Thijssen Dick H J, Green Daniel J, Steendijk Sjoerd, Hopman Maria T E
Department of Physiology, Radboud University Nijmegen Medical Centre, Nijmegen, The Netherlands.
Am J Physiol Heart Circ Physiol. 2009 Jan;296(1):H180-5. doi: 10.1152/ajpheart.00686.2008. Epub 2008 Nov 21.
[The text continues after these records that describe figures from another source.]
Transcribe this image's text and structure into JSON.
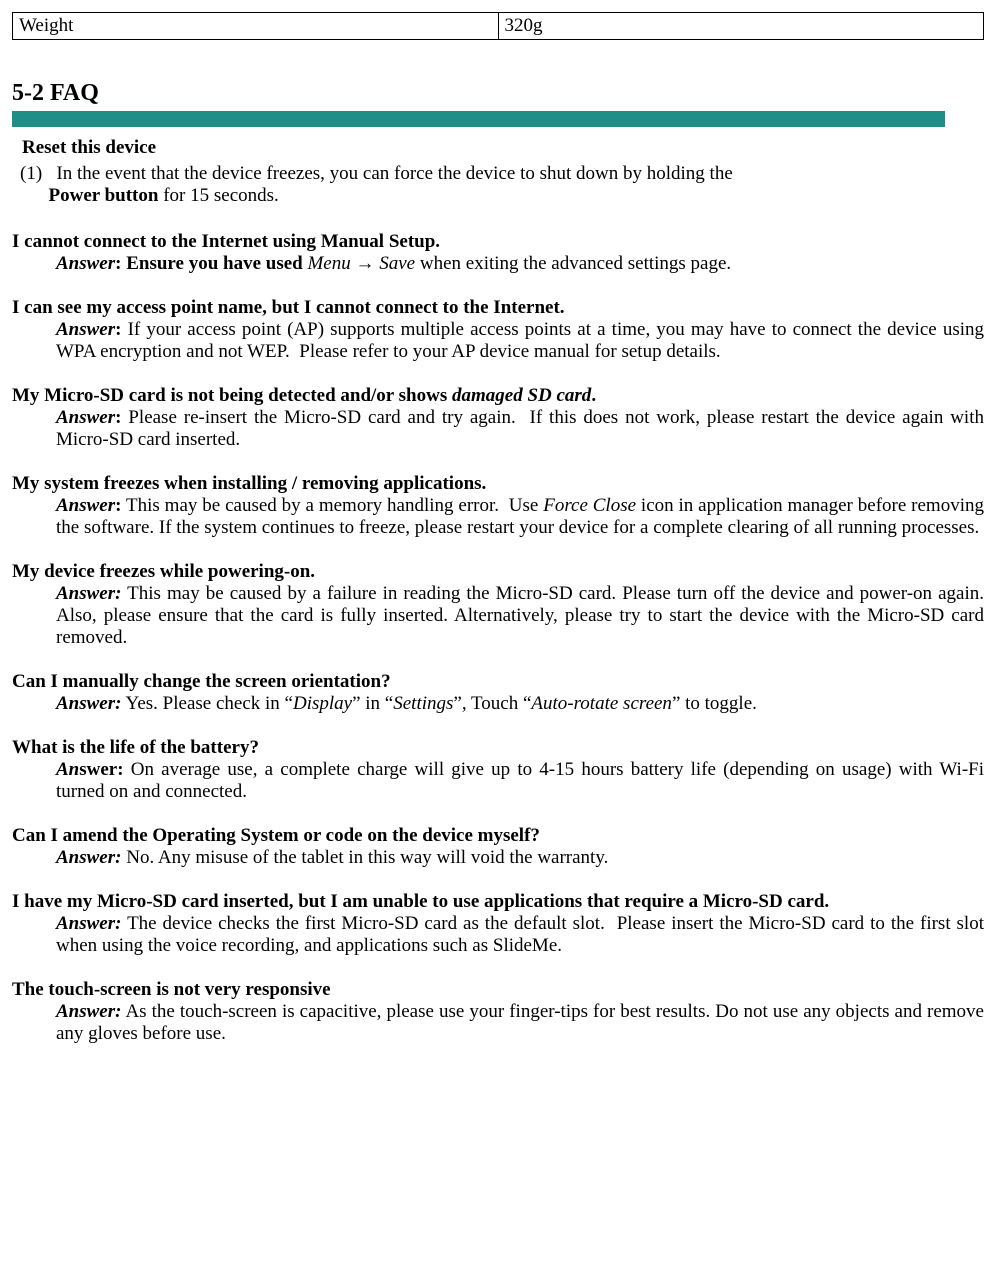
{
  "spec_table": {
    "label": "Weight",
    "value": "320g"
  },
  "section_title": "5-2 FAQ",
  "reset": {
    "title": "Reset this device",
    "num": "(1)",
    "text_a": "In the event that the device freezes, you can force the device to shut down by holding the ",
    "bold": "Power button",
    "text_b": " for 15 seconds."
  },
  "faq1": {
    "q": "I cannot connect to the Internet using Manual Setup.",
    "a1": "Answer",
    "a2": ": Ensure you have used ",
    "a3": "Menu → Save",
    "a4": " when exiting the advanced settings page."
  },
  "faq2": {
    "q": "I can see my access point name, but I cannot connect to the Internet.",
    "a1": "Answer",
    "a2": ": If your access point (AP) supports multiple access points at a time, you may have to connect the device using WPA encryption and not WEP.  Please refer to your AP device manual for setup details."
  },
  "faq3": {
    "q1": "My Micro-SD card is not being detected and/or shows ",
    "q2": "damaged SD card",
    "q3": ".",
    "a1": "Answer",
    "a2": ": Please re-insert the Micro-SD card and try again.  If this does not work, please restart the device again with Micro-SD card inserted."
  },
  "faq4": {
    "q": "My system freezes when installing / removing applications.",
    "a1": "Answer",
    "a2": ": This may be caused by a memory handling error.  Use ",
    "a3": "Force Close",
    "a4": " icon in application manager before removing the software.   If the system continues to freeze, please restart your device for a complete clearing of all running processes."
  },
  "faq5": {
    "q": "My device freezes while powering-on.",
    "a1": "Answer:",
    "a2": " This may be caused by a failure in reading the Micro-SD card.   Please turn off the device and power-on again. Also, please ensure that the card is fully inserted.   Alternatively, please try to start the device with the Micro-SD card removed."
  },
  "faq6": {
    "q": "Can I manually change the screen orientation?",
    "a1": "Answer:",
    "a2": " Yes. Please check in “",
    "a3": "Display",
    "a4": "” in “",
    "a5": "Settings",
    "a6": "”, Touch “",
    "a7": "Auto-rotate screen",
    "a8": "” to toggle."
  },
  "faq7": {
    "q": "What is the life of the battery?",
    "a1a": "An",
    "a1b": "swer:",
    "a2": " On average use, a complete charge will give up to 4-15 hours battery life (depending on usage) with Wi-Fi turned on and connected."
  },
  "faq8": {
    "q": "Can I amend the Operating System or code on the device myself?",
    "a1": "Answer:",
    "a2": " No.   Any misuse of the tablet in this way will void the warranty."
  },
  "faq9": {
    "q": "I have my Micro-SD card inserted, but I am unable to use applications that require a Micro-SD card.",
    "a1": "Answer:",
    "a2": " The device checks the first Micro-SD card as the default slot.  Please insert the Micro-SD card to the first slot when using the voice recording, and applications such as SlideMe."
  },
  "faq10": {
    "q": "The touch-screen is not very responsive",
    "a1": "Answer:",
    "a2": " As the touch-screen is capacitive, please use your finger-tips for best results. Do not use any objects and remove any gloves before use."
  }
}
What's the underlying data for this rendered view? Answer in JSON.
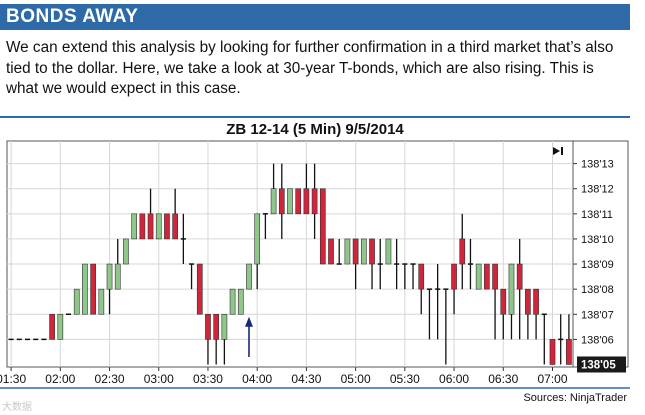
{
  "banner": {
    "title": "BONDS AWAY"
  },
  "intro": {
    "text": "We can extend this analysis by looking for further confirmation in a third market that’s also tied to the dollar. Here, we take a look at 30-year T-bonds, which are also rising. This is what we would expect in this case."
  },
  "source": "Sources: NinjaTrader",
  "watermark": "大数据",
  "colors": {
    "accent": "#2f6aa8",
    "up": "#8fc68a",
    "down": "#d0253a",
    "last_price_bg": "#1a1a1a"
  },
  "chart_data": {
    "type": "candlestick",
    "title": "ZB 12-14 (5 Min) 9/5/2014",
    "price_unit": "32nds",
    "x_tick_labels": [
      "01:30",
      "02:00",
      "02:30",
      "03:00",
      "03:30",
      "04:00",
      "04:30",
      "05:00",
      "05:30",
      "06:00",
      "06:30",
      "07:00"
    ],
    "y_tick_labels": [
      "138'06",
      "138'07",
      "138'08",
      "138'09",
      "138'10",
      "138'11",
      "138'12",
      "138'13"
    ],
    "y_tick_values": [
      6,
      7,
      8,
      9,
      10,
      11,
      12,
      13
    ],
    "ylim": [
      4.9,
      13.9
    ],
    "last_price_label": "138'05",
    "grid": true,
    "annotation": "up-arrow",
    "panel_icon": "scroll-end-icon",
    "candles": [
      {
        "t": "01:30",
        "o": 6,
        "h": 6,
        "l": 6,
        "c": 6
      },
      {
        "t": "01:35",
        "o": 6,
        "h": 6,
        "l": 6,
        "c": 6
      },
      {
        "t": "01:40",
        "o": 6,
        "h": 6,
        "l": 6,
        "c": 6
      },
      {
        "t": "01:45",
        "o": 6,
        "h": 6,
        "l": 6,
        "c": 6
      },
      {
        "t": "01:50",
        "o": 6,
        "h": 6,
        "l": 6,
        "c": 6
      },
      {
        "t": "01:55",
        "o": 7,
        "h": 7,
        "l": 6,
        "c": 6
      },
      {
        "t": "02:00",
        "o": 6,
        "h": 7,
        "l": 6,
        "c": 7
      },
      {
        "t": "02:05",
        "o": 7,
        "h": 7,
        "l": 7,
        "c": 7
      },
      {
        "t": "02:10",
        "o": 7,
        "h": 8,
        "l": 7,
        "c": 8
      },
      {
        "t": "02:15",
        "o": 7,
        "h": 9,
        "l": 7,
        "c": 9
      },
      {
        "t": "02:20",
        "o": 9,
        "h": 9,
        "l": 7,
        "c": 7
      },
      {
        "t": "02:25",
        "o": 7,
        "h": 8,
        "l": 7,
        "c": 8
      },
      {
        "t": "02:30",
        "o": 8,
        "h": 9,
        "l": 7,
        "c": 9
      },
      {
        "t": "02:35",
        "o": 8,
        "h": 10,
        "l": 8,
        "c": 9
      },
      {
        "t": "02:40",
        "o": 9,
        "h": 10,
        "l": 9,
        "c": 10
      },
      {
        "t": "02:45",
        "o": 10,
        "h": 11,
        "l": 10,
        "c": 11
      },
      {
        "t": "02:50",
        "o": 11,
        "h": 11,
        "l": 10,
        "c": 10
      },
      {
        "t": "02:55",
        "o": 11,
        "h": 12,
        "l": 10,
        "c": 10
      },
      {
        "t": "03:00",
        "o": 10,
        "h": 11,
        "l": 10,
        "c": 11
      },
      {
        "t": "03:05",
        "o": 11,
        "h": 11,
        "l": 10,
        "c": 10
      },
      {
        "t": "03:10",
        "o": 11,
        "h": 12,
        "l": 10,
        "c": 10
      },
      {
        "t": "03:15",
        "o": 10,
        "h": 11,
        "l": 9,
        "c": 10
      },
      {
        "t": "03:20",
        "o": 9,
        "h": 9,
        "l": 8,
        "c": 9
      },
      {
        "t": "03:25",
        "o": 9,
        "h": 9,
        "l": 7,
        "c": 7
      },
      {
        "t": "03:30",
        "o": 7,
        "h": 7,
        "l": 5,
        "c": 6
      },
      {
        "t": "03:35",
        "o": 7,
        "h": 7,
        "l": 5,
        "c": 6
      },
      {
        "t": "03:40",
        "o": 6,
        "h": 7,
        "l": 5,
        "c": 7
      },
      {
        "t": "03:45",
        "o": 7,
        "h": 8,
        "l": 7,
        "c": 8
      },
      {
        "t": "03:50",
        "o": 7,
        "h": 8,
        "l": 7,
        "c": 8
      },
      {
        "t": "03:55",
        "o": 8,
        "h": 9,
        "l": 8,
        "c": 9
      },
      {
        "t": "04:00",
        "o": 9,
        "h": 11,
        "l": 8,
        "c": 11
      },
      {
        "t": "04:05",
        "o": 11,
        "h": 11,
        "l": 10,
        "c": 11
      },
      {
        "t": "04:10",
        "o": 11,
        "h": 13,
        "l": 11,
        "c": 12
      },
      {
        "t": "04:15",
        "o": 12,
        "h": 13,
        "l": 10,
        "c": 11
      },
      {
        "t": "04:20",
        "o": 11,
        "h": 12,
        "l": 11,
        "c": 12
      },
      {
        "t": "04:25",
        "o": 12,
        "h": 12,
        "l": 11,
        "c": 11
      },
      {
        "t": "04:30",
        "o": 12,
        "h": 13,
        "l": 11,
        "c": 11
      },
      {
        "t": "04:35",
        "o": 12,
        "h": 13,
        "l": 10,
        "c": 11
      },
      {
        "t": "04:40",
        "o": 12,
        "h": 12,
        "l": 9,
        "c": 9
      },
      {
        "t": "04:45",
        "o": 10,
        "h": 10,
        "l": 9,
        "c": 9
      },
      {
        "t": "04:50",
        "o": 9,
        "h": 10,
        "l": 9,
        "c": 9
      },
      {
        "t": "04:55",
        "o": 9,
        "h": 10,
        "l": 9,
        "c": 10
      },
      {
        "t": "05:00",
        "o": 10,
        "h": 10,
        "l": 8,
        "c": 9
      },
      {
        "t": "05:05",
        "o": 9,
        "h": 10,
        "l": 9,
        "c": 10
      },
      {
        "t": "05:10",
        "o": 10,
        "h": 10,
        "l": 8,
        "c": 9
      },
      {
        "t": "05:15",
        "o": 9,
        "h": 10,
        "l": 8,
        "c": 9
      },
      {
        "t": "05:20",
        "o": 9,
        "h": 10,
        "l": 9,
        "c": 10
      },
      {
        "t": "05:25",
        "o": 9,
        "h": 10,
        "l": 8,
        "c": 9
      },
      {
        "t": "05:30",
        "o": 9,
        "h": 9,
        "l": 8,
        "c": 9
      },
      {
        "t": "05:35",
        "o": 9,
        "h": 9,
        "l": 8,
        "c": 9
      },
      {
        "t": "05:40",
        "o": 9,
        "h": 9,
        "l": 7,
        "c": 8
      },
      {
        "t": "05:45",
        "o": 8,
        "h": 8,
        "l": 6,
        "c": 8
      },
      {
        "t": "05:50",
        "o": 8,
        "h": 9,
        "l": 6,
        "c": 8
      },
      {
        "t": "05:55",
        "o": 8,
        "h": 8,
        "l": 5,
        "c": 8
      },
      {
        "t": "06:00",
        "o": 9,
        "h": 9,
        "l": 7,
        "c": 8
      },
      {
        "t": "06:05",
        "o": 10,
        "h": 11,
        "l": 8,
        "c": 9
      },
      {
        "t": "06:10",
        "o": 9,
        "h": 10,
        "l": 8,
        "c": 9
      },
      {
        "t": "06:15",
        "o": 8,
        "h": 9,
        "l": 8,
        "c": 9
      },
      {
        "t": "06:20",
        "o": 9,
        "h": 9,
        "l": 8,
        "c": 8
      },
      {
        "t": "06:25",
        "o": 9,
        "h": 9,
        "l": 6,
        "c": 8
      },
      {
        "t": "06:30",
        "o": 8,
        "h": 8,
        "l": 6,
        "c": 7
      },
      {
        "t": "06:35",
        "o": 7,
        "h": 9,
        "l": 6,
        "c": 9
      },
      {
        "t": "06:40",
        "o": 9,
        "h": 10,
        "l": 6,
        "c": 8
      },
      {
        "t": "06:45",
        "o": 8,
        "h": 8,
        "l": 6,
        "c": 7
      },
      {
        "t": "06:50",
        "o": 8,
        "h": 8,
        "l": 6,
        "c": 7
      },
      {
        "t": "06:55",
        "o": 7,
        "h": 7,
        "l": 5,
        "c": 7
      },
      {
        "t": "07:00",
        "o": 6,
        "h": 6,
        "l": 5,
        "c": 5
      },
      {
        "t": "07:05",
        "o": 6,
        "h": 7,
        "l": 5,
        "c": 6
      },
      {
        "t": "07:10",
        "o": 6,
        "h": 7,
        "l": 5,
        "c": 5
      }
    ]
  }
}
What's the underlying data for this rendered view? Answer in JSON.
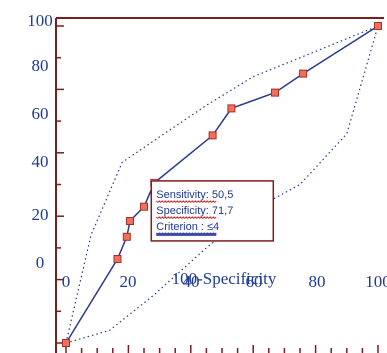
{
  "chart_data": {
    "type": "line",
    "title": "",
    "xlabel": "100-Specificity",
    "ylabel": "",
    "xlim": [
      0,
      100
    ],
    "ylim": [
      0,
      100
    ],
    "x_ticks": [
      "0",
      "20",
      "40",
      "60",
      "80",
      "100"
    ],
    "y_ticks": [
      "0",
      "20",
      "40",
      "60",
      "80",
      "100"
    ],
    "series": [
      {
        "values": [
          {
            "x": 0,
            "y": 0
          },
          {
            "x": 16.5,
            "y": 26.5
          },
          {
            "x": 19.5,
            "y": 33.5
          },
          {
            "x": 20.5,
            "y": 38.5
          },
          {
            "x": 25,
            "y": 43
          },
          {
            "x": 28.3,
            "y": 50.5
          },
          {
            "x": 47,
            "y": 65.5
          },
          {
            "x": 53,
            "y": 74
          },
          {
            "x": 67,
            "y": 79
          },
          {
            "x": 76,
            "y": 85
          },
          {
            "x": 100,
            "y": 100
          }
        ]
      }
    ],
    "confidence_upper": [
      {
        "x": 0,
        "y": 0
      },
      {
        "x": 8,
        "y": 34
      },
      {
        "x": 18,
        "y": 57
      },
      {
        "x": 30,
        "y": 65
      },
      {
        "x": 45,
        "y": 75
      },
      {
        "x": 60,
        "y": 84
      },
      {
        "x": 80,
        "y": 92
      },
      {
        "x": 100,
        "y": 100
      }
    ],
    "confidence_lower": [
      {
        "x": 0,
        "y": 0
      },
      {
        "x": 14,
        "y": 4
      },
      {
        "x": 28,
        "y": 15
      },
      {
        "x": 45,
        "y": 30
      },
      {
        "x": 60,
        "y": 42
      },
      {
        "x": 75,
        "y": 50
      },
      {
        "x": 90,
        "y": 66
      },
      {
        "x": 100,
        "y": 100
      }
    ],
    "grid": false,
    "legend": "none",
    "colors": {
      "axis": "#7a1e1e",
      "line": "#2b3a8c",
      "marker_fill": "#f07060",
      "marker_stroke": "#a83020",
      "label": "#1f3a93",
      "tooltip_border": "#7a1e1e",
      "squiggle": "#d02020"
    },
    "annotation": {
      "x": 28.3,
      "y": 50.5,
      "lines": [
        "Sensitivity: 50,5",
        "Specificity: 71,7",
        "Criterion : ≤4"
      ]
    }
  }
}
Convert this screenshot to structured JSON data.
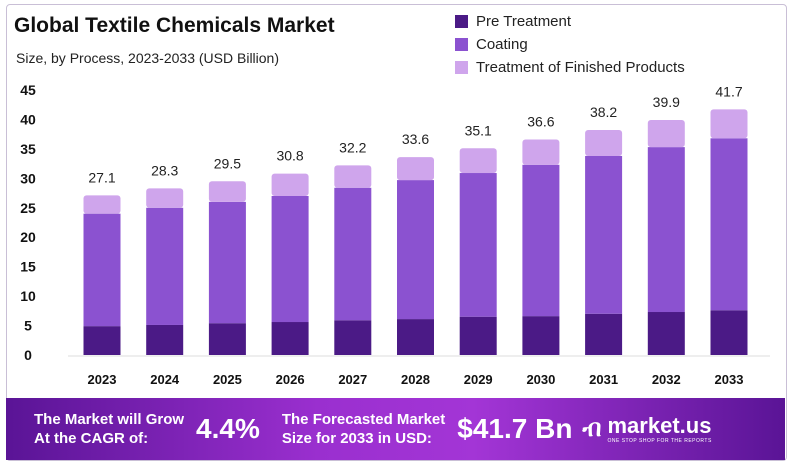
{
  "title": "Global Textile Chemicals Market",
  "subtitle": "Size, by Process, 2023-2033 (USD Billion)",
  "colors": {
    "pre": "#4b1a86",
    "coating": "#8b52d0",
    "finished": "#cfa5ec",
    "footer": "#9a2fcf"
  },
  "chart_data": {
    "type": "bar",
    "stacked": true,
    "categories": [
      "2023",
      "2024",
      "2025",
      "2026",
      "2027",
      "2028",
      "2029",
      "2030",
      "2031",
      "2032",
      "2033"
    ],
    "series": [
      {
        "name": "Pre Treatment",
        "values": [
          4.9,
          5.1,
          5.4,
          5.6,
          5.9,
          6.1,
          6.5,
          6.6,
          7.0,
          7.3,
          7.6
        ]
      },
      {
        "name": "Coating",
        "values": [
          19.1,
          19.9,
          20.6,
          21.4,
          22.5,
          23.6,
          24.4,
          25.7,
          26.8,
          28.0,
          29.2
        ]
      },
      {
        "name": "Treatment of Finished Products",
        "values": [
          3.1,
          3.3,
          3.5,
          3.8,
          3.8,
          3.9,
          4.2,
          4.3,
          4.4,
          4.6,
          4.9
        ]
      }
    ],
    "totals": [
      "27.1",
      "28.3",
      "29.5",
      "30.8",
      "32.2",
      "33.6",
      "35.1",
      "36.6",
      "38.2",
      "39.9",
      "41.7"
    ],
    "yticks": [
      "0",
      "5",
      "10",
      "15",
      "20",
      "25",
      "30",
      "35",
      "40",
      "45"
    ],
    "ylim": [
      0,
      45
    ],
    "grid": false,
    "legend_position": "top-right"
  },
  "footer": {
    "cagr_label_1": "The Market will Grow",
    "cagr_label_2": "At the CAGR of:",
    "cagr_value": "4.4%",
    "size_label_1": "The Forecasted Market",
    "size_label_2": "Size for 2033 in USD:",
    "size_value": "$41.7 Bn",
    "brand": "market.us",
    "brand_tagline": "ONE STOP SHOP FOR THE REPORTS"
  }
}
During lower limb exercise, blood flow through the resting upper limbs exhibits a change characterized by increased anterograde flow during systole, but also large increases in retrograde diastolic flow. One explanation for the retrograde flow is that increased sympathetic nervous system (SNS) tone and concomitant increased peripheral resistance generate a rebound during diastole. To examine whether the SNS contributes to retrograde flow patterns, we measured femoral artery blood flow during arm-crank exercise in 10 healthy men (31 +/- 4 yr) and 10 spinal cord-injured (SCI) subjects who lack sympathetic innervation in the legs (33 +/- 5 yr). Before, and every 5 min during 25-min arm-crank exercise at 50% maximal capacity, femoral artery blood flow and peak anterograde and retrograde shear rate were assessed using echo Doppler sonography. Femoral artery baseline blood flow was significantly lower in SCI compared with controls. Exercise increased femoral artery blood flow in both groups (ANOVA, P < 0.05), whereas leg vascular conductance did not change during exercise in either group. Mean shear rate was lower in SCI than in controls (P < 0.05). Peak anterograde shear rate was higher in SCI than in controls (P < 0.05), whereas peak retrograde shear rate did not differ between groups. Arm-crank exercise induced an increase in peak anterograde and retrograde shear rate in the femoral artery in controls and SCI subjects (P < 0.05). This suggests that the SNS is not obligatory to change the flow pattern in inactive regions during exercise. Local mechanisms may play a role in the arm-crank exercise-induced changes in flow pattern in the femoral artery.
在下肢运动期间,流经静息上肢的血流呈现出一种变化,其特征为收缩期顺行血流增加,但舒张期逆行血流也大幅增加。逆行血流的一种解释是,交感神经系统(SNS)张力增加以及随之而来的外周阻力增加在舒张期产生了一种反弹。为了研究SNS是否促成了逆行血流模式,我们测量了10名健康男性(31±4岁)和10名脊髓损伤(SCI)受试者在手臂曲柄运动期间的股动脉血流,这些脊髓损伤受试者下肢缺乏交感神经支配(33±5岁)。在50%最大能力的25分钟手臂曲柄运动前及运动过程中每5分钟,使用超声多普勒超声评估股动脉血流以及顺行和逆行峰值剪切率。与对照组相比,SCI患者的股动脉基线血流显著更低。两组运动均增加了股动脉血流(方差分析,P<0.05),而两组运动期间腿部血管传导率均未改变。SCI患者的平均剪切率低于对照组(P<0.05)。SCI患者的顺行峰值剪切率高于对照组(P<0.05),而两组之间的逆行峰值剪切率无差异。手臂曲柄运动使对照组和SCI受试者的股动脉顺行和逆行峰值剪切率增加(P<0.05)。这表明,在运动期间改变非活动区域的血流模式并不一定需要SNS。局部机制可能在手臂曲柄运动引起的股动脉血流模式变化中起作用。